Developing countries have embarked on tax reforms in recent years. Such reforms were motivated both by local factors as well as by rapid internationalization of economic activities. The need to correct fiscal imbalances and the transition from a centralized plan to a market economy were the important local factors hastening tax reforms. Difficulties in compressing expenditures necessitated that tax system reform take an important role in fiscal adjustment strategy.

The transition from plan to market required the substitution of administered prices with market determined prices, the replacement of physical controls with financial controls, and the substitution of public enterprise profits with tax revenues. Likewise, tax reforms become imperative in a globalizing environment. Enhancing competitiveness and attracting foreign investment require minimizing both efficiency and compliance costs of the tax system. Globalization also involves loss of revenue from customs, which needs to be replaced with domestic taxes.

The Indian tax system too had to be reformed in response to changes in development strategy.

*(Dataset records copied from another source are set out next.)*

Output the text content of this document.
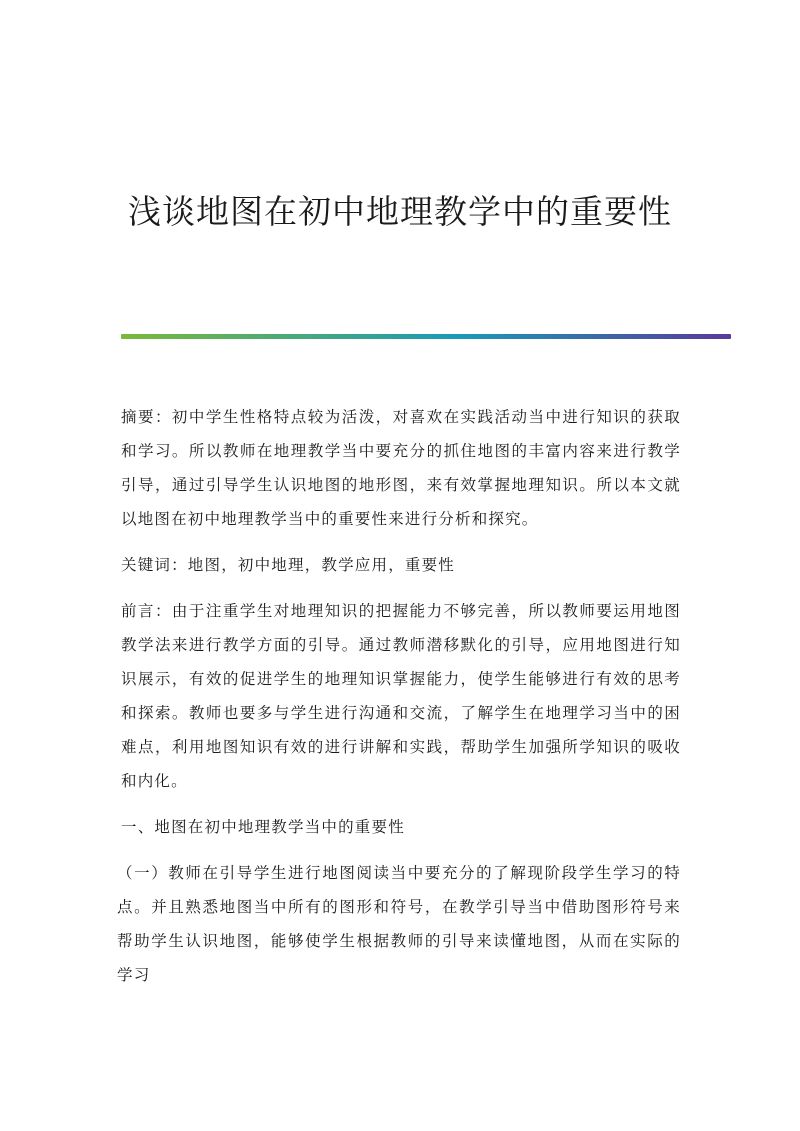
浅谈地图在初中地理教学中的重要性

摘要：初中学生性格特点较为活泼，对喜欢在实践活动当中进行知识的获取和学习。所以教师在地理教学当中要充分的抓住地图的丰富内容来进行教学引导，通过引导学生认识地图的地形图，来有效掌握地理知识。所以本文就以地图在初中地理教学当中的重要性来进行分析和探究。

关键词：地图，初中地理，教学应用，重要性

前言：由于注重学生对地理知识的把握能力不够完善，所以教师要运用地图教学法来进行教学方面的引导。通过教师潜移默化的引导，应用地图进行知识展示，有效的促进学生的地理知识掌握能力，使学生能够进行有效的思考和探索。教师也要多与学生进行沟通和交流，了解学生在地理学习当中的困难点，利用地图知识有效的进行讲解和实践，帮助学生加强所学知识的吸收和内化。

一、地图在初中地理教学当中的重要性

（一）教师在引导学生进行地图阅读当中要充分的了解现阶段学生学习的特点。并且熟悉地图当中所有的图形和符号，在教学引导当中借助图形符号来帮助学生认识地图，能够使学生根据教师的引导来读懂地图，从而在实际的学习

In the initial years, tax policy was used as an instrument to achieve a variety of diverse goals which included increasing the level of saving and correcting for inequalities arising from a market structure created by a centralized planning regime, including a licensing system, exchange control, and administered prices.

The evolution of tax policy within the framework of planned development strategy had important implications for India:

1. Tax policy was directed to raise resources for the public sector without regard to efficiency implications.

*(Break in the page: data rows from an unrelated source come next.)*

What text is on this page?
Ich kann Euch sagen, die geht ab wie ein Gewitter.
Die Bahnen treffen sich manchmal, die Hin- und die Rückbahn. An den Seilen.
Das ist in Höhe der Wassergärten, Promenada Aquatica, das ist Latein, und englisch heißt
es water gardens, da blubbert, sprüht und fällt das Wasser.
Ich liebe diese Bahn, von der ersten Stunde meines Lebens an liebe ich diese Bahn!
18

2. The objective of achieving a socialistic pattern of society on the one hand and the attempt to tax large oligopolistic rents generated by the system of licenses, quotas, and restrictions on the other, called for a steeply progressive tax structure.

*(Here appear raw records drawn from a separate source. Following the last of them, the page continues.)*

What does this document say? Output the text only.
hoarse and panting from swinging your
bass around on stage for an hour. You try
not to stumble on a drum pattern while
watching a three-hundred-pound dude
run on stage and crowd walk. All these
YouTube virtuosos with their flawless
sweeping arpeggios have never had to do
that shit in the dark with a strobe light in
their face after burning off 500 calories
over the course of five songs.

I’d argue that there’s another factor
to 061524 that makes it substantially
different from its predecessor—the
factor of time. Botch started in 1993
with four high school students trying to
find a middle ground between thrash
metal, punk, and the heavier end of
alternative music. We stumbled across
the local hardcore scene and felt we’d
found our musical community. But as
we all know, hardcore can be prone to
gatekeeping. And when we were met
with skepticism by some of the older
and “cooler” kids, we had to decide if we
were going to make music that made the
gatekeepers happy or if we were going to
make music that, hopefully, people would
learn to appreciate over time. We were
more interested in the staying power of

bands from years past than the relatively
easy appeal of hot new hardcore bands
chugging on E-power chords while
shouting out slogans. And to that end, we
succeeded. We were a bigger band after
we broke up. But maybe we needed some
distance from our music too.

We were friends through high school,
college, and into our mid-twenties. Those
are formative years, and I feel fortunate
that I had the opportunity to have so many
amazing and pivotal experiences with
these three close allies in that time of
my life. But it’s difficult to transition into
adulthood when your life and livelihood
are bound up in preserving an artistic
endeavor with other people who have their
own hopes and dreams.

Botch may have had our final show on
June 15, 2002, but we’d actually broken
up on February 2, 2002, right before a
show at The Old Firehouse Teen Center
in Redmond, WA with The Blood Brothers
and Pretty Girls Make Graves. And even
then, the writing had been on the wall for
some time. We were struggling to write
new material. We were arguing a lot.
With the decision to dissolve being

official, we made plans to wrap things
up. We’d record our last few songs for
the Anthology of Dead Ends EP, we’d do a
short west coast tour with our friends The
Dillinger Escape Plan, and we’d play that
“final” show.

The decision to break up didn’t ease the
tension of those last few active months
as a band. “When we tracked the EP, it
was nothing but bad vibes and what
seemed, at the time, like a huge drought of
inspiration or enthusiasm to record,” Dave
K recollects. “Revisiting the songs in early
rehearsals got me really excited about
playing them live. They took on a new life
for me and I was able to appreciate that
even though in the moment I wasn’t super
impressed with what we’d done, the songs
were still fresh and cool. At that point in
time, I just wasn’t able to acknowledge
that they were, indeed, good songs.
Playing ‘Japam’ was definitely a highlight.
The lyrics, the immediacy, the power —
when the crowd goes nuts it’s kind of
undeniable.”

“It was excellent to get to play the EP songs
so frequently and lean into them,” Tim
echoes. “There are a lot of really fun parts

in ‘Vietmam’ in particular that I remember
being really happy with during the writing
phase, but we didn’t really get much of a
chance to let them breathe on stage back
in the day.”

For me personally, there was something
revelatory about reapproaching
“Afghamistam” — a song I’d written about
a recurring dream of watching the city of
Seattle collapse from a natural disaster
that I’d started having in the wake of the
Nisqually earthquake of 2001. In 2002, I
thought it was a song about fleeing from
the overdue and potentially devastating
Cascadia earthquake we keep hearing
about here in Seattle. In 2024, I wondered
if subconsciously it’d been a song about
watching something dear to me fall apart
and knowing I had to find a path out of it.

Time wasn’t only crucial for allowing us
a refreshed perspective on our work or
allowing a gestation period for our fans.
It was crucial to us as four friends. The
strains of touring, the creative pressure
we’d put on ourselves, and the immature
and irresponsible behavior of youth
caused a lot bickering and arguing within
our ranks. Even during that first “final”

3. Pursuit of a multiplicity of objectives complicated the tax system with adverse effects on both efficiency and horizontal equity. This also opened up large avenues for evasion and avoidance of taxes.

4. The above considerations complicated the tax system, and selectivity and discretion became a legitimate part of the tax policy and administration.

5. The influence of special interest groups, changing priorities, and lack of information system and scientific analysis led to ad hoc and often inconsistent calibration of policies.

While India has had a history of periodically assessing the tax structure, through the constitution of tax reform committees (India 1971, 1977), actual reform attempts were largely ad hoc. It required a crisis of some severity before systematic tax reforms were implemented. Fiscal and balance of payments crises of 1991 warranted systematic reform not only to improve the revenue productivity of the tax system to phase out fiscal imbalance, but also to reorient the tax system to the requirements of a market economy.

The Tax Reforms Committee (India 1991) laid out a framework and a roadmap for the reform of direct and indirect taxes as a part of the structural reform process. The important proposals put forward by the TRC included:

1. Reduction in the rates of all major taxes, i.e., customs, individual, and corporate income and excise taxes to reasonable levels, maintain progressivity but not such as to induce evasion.

2. A number of measures to broaden the base of all the taxes by minimizing exemptions and concessions, drastic simplification of laws and procedures, building a proper information system and computerization of tax returns, and revamping and modernization of administrative and enforcement machinery.

3. It also recommended that the taxes on domestic production should be fully converted into a value added tax, and it should be extended to the wholesale level, in agreement with the States, with additional revenues beyond post-manufacturing stage passed on to the State governments.